Among the many mutations that can crop up in BTK, the one known as C481 was by far the most prevalent, accounting for 93% of all BTK mutations identified. (Mutations are named for the specific portion of the genome where they occur.) By comparison, two other mutations in BTK — L528 and T474 — made up less than 1% of all mutations of the gene.
Researchers also drew a connection between patients’ treatment history and their likelihood of acquiring BTK or PLCG2 mutations. Those treated with chemotherapy followed by ibrutinib were almost 10 times more likely to have a BTK mutation — and more than twice as likely to have a PLCG2 mutation — than those who received ibrutinib as their initial therapy for CLL.

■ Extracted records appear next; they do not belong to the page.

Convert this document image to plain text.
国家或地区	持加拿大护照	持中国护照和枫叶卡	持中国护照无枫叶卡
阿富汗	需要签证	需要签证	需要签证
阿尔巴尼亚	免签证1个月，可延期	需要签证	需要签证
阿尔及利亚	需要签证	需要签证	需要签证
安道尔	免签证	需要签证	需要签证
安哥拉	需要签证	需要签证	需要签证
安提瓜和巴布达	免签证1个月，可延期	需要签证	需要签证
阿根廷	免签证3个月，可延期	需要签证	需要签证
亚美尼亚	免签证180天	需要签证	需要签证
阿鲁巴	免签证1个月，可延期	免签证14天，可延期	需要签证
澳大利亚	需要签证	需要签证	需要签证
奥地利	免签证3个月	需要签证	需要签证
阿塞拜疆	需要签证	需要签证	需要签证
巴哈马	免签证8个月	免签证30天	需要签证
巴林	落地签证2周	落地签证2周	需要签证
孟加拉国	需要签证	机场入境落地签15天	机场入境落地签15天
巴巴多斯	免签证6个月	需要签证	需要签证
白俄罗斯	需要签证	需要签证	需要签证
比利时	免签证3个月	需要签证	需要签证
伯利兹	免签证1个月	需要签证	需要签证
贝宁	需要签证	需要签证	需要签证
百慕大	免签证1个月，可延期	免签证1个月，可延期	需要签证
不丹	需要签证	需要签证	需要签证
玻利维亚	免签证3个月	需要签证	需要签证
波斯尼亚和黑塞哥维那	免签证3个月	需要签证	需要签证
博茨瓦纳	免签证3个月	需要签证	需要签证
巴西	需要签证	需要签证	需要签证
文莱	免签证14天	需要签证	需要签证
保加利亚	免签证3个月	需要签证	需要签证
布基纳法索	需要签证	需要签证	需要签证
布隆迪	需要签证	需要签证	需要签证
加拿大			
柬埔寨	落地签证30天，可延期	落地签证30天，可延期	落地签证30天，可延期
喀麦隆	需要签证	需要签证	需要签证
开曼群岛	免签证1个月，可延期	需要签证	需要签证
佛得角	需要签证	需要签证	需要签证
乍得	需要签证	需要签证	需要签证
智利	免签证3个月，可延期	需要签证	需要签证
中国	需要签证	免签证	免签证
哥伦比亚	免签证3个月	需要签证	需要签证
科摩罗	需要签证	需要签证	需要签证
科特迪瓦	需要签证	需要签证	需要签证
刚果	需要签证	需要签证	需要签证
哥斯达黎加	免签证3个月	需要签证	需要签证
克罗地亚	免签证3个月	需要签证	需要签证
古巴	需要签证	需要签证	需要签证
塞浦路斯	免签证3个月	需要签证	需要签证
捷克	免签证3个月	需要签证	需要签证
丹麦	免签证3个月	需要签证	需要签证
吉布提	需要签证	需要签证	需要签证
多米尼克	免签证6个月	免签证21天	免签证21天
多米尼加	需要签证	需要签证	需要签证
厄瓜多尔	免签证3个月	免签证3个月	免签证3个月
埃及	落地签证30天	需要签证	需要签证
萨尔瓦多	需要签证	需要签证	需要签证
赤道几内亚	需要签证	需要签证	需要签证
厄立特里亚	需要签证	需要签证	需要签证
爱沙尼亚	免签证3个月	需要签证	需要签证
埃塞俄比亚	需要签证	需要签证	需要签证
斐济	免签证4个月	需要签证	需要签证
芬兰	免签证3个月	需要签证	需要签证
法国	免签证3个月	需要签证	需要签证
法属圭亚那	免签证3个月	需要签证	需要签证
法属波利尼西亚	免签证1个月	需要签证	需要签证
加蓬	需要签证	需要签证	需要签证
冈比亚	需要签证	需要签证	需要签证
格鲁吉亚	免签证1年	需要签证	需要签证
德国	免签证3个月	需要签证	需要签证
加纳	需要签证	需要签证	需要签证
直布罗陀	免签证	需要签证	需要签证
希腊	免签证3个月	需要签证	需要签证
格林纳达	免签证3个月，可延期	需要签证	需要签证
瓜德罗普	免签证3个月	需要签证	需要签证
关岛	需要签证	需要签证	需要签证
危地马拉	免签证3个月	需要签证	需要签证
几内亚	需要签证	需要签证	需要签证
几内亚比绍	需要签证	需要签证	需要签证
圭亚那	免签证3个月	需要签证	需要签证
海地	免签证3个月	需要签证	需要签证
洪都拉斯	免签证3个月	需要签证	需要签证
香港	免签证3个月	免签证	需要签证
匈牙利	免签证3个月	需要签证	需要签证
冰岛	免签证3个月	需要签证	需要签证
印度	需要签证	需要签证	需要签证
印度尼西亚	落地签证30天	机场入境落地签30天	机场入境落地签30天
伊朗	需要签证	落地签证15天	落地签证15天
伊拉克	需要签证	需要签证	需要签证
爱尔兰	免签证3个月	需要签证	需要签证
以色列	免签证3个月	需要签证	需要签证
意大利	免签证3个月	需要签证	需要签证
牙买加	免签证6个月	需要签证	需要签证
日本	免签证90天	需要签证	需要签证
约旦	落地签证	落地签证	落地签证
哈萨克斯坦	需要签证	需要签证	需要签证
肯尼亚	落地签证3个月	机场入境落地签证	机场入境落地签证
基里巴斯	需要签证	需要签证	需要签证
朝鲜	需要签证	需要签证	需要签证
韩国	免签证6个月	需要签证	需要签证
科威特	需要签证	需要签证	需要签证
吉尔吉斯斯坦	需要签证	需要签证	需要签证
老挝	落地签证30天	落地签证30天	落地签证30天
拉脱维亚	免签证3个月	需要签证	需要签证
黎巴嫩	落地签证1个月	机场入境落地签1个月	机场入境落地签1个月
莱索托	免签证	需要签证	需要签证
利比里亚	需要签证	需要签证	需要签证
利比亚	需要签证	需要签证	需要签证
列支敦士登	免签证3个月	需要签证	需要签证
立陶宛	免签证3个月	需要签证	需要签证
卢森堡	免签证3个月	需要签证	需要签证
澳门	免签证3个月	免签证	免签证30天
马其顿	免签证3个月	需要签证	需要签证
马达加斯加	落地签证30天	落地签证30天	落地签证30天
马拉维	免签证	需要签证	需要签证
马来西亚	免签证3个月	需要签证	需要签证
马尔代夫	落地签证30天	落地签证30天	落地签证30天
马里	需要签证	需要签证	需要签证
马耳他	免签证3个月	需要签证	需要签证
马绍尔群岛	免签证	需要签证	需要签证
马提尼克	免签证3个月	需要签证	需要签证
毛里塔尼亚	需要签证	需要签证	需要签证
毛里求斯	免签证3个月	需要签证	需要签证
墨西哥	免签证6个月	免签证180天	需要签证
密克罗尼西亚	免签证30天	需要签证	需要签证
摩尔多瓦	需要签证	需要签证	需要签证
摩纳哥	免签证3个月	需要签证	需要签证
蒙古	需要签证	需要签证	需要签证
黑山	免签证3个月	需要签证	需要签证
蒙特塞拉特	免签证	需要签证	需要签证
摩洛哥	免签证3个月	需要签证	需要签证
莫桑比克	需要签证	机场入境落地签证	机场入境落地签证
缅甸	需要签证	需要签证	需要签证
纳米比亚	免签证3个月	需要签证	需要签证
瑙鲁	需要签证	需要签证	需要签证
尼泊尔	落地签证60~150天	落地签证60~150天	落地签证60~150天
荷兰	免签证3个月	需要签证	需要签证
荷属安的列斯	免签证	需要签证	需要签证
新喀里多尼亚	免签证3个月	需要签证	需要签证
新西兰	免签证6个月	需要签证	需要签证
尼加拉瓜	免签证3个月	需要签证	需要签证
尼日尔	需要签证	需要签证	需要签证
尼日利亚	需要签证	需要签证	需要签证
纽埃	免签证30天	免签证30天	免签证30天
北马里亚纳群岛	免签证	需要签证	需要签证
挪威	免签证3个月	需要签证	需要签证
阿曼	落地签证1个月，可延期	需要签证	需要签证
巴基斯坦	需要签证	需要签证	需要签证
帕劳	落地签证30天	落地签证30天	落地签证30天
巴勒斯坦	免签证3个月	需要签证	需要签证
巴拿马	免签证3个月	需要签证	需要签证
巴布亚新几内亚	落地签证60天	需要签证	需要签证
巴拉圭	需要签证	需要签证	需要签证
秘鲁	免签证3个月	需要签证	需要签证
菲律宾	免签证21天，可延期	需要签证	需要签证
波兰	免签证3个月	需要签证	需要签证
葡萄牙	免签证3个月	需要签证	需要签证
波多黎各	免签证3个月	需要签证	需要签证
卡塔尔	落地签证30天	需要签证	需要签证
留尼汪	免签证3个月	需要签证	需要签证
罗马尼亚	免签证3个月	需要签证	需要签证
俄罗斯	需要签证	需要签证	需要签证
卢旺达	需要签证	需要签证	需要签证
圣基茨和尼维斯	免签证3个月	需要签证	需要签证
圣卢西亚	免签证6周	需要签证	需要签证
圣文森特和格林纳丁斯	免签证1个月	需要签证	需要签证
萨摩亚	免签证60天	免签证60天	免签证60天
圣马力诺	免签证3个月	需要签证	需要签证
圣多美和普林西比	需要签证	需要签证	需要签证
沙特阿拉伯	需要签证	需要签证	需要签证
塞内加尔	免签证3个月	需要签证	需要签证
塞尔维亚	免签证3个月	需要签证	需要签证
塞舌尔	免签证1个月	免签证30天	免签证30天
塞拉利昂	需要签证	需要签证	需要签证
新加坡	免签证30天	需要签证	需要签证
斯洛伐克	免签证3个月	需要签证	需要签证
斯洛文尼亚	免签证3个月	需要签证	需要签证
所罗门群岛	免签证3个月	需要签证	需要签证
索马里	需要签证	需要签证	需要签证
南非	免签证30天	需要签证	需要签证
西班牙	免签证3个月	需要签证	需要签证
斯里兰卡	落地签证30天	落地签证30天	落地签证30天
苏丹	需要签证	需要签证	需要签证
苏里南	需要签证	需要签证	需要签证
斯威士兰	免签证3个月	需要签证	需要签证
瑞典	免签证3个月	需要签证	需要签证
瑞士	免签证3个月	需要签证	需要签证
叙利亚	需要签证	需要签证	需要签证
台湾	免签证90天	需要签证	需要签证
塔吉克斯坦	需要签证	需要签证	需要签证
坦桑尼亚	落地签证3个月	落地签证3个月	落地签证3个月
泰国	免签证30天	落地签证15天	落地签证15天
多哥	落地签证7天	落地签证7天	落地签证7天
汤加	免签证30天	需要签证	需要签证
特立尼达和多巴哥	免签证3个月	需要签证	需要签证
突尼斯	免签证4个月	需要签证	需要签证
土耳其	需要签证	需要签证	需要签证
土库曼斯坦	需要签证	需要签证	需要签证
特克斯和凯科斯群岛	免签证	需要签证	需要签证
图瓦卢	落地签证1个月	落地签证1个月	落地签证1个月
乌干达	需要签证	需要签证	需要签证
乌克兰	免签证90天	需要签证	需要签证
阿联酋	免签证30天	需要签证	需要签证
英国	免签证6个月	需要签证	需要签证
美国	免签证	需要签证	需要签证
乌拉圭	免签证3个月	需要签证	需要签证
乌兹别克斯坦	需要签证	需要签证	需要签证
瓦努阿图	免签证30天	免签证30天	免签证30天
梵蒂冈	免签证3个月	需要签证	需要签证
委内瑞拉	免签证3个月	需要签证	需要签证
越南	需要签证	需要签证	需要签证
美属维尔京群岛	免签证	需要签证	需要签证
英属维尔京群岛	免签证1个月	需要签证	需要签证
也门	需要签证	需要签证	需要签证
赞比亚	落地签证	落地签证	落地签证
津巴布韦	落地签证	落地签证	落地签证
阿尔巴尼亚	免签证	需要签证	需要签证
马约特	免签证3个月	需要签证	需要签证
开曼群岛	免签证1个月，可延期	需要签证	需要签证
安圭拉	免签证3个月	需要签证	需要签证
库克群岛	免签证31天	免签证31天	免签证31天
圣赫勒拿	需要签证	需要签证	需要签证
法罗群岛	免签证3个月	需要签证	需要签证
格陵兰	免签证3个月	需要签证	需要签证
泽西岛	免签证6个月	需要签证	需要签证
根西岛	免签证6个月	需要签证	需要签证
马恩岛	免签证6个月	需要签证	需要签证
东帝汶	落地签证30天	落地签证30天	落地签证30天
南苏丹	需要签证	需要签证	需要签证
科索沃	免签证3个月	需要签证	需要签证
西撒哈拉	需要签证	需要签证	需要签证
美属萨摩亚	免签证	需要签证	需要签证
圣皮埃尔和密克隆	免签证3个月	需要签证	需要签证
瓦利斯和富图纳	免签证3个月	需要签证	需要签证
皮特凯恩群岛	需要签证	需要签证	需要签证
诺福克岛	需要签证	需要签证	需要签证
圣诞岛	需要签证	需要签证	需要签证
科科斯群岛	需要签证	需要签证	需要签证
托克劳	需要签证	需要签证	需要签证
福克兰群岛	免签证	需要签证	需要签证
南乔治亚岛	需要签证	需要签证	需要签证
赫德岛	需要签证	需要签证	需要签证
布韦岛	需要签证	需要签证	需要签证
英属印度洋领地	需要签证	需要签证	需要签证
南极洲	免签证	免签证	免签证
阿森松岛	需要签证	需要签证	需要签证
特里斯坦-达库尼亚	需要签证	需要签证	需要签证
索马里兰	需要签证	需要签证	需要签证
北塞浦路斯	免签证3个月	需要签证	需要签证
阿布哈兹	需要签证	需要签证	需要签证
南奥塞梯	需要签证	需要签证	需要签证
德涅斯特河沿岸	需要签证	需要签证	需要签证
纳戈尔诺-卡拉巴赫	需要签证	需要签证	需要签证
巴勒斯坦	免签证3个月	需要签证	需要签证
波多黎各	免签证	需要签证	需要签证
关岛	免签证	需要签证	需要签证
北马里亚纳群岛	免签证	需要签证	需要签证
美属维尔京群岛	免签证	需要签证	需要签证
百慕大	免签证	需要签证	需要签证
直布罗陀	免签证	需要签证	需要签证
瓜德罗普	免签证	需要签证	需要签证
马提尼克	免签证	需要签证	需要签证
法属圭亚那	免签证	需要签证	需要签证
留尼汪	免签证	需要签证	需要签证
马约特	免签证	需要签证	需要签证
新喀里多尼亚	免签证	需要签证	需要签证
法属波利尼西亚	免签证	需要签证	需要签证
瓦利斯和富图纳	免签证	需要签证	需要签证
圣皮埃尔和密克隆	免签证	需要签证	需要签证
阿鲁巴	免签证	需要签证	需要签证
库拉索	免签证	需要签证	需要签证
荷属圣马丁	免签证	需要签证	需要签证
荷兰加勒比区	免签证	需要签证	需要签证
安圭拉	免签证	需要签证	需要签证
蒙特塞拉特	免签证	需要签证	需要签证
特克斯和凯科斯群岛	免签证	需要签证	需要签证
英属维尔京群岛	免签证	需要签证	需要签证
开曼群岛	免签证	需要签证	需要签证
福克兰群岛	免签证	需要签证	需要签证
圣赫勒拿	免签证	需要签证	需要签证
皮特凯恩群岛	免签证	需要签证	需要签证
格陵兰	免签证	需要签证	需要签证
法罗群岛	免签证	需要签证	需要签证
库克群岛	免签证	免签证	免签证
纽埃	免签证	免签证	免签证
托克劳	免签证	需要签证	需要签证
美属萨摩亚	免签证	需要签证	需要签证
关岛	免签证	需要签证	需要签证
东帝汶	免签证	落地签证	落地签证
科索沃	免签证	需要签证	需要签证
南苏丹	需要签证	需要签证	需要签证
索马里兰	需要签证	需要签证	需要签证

The findings have particular bearing on patients initially treated for CLL before 2016, when the U.S. Food and Drug Administration approved ibrutinib as a first-line therapy for the disease. Today, ibrutinib is an initial treatment option for patients with CLL. The study findings help explain why patients first treated with chemotherapy are at higher risk of becoming ibrutinib-resistant than those treated with ibrutinib from the start.
Knowing the frequency and types of mutations in CLL will help researchers determine which BTK inhibitors – there are several besides ibrutinib — work best against cancers with specific patterns of mutations, Ahn remarks. Research is under way to determine how each of these mutations impacts sensitivity to different targeted therapies. That, in turn, will help doctors prescribe the most effective sequence of such drugs for each patient.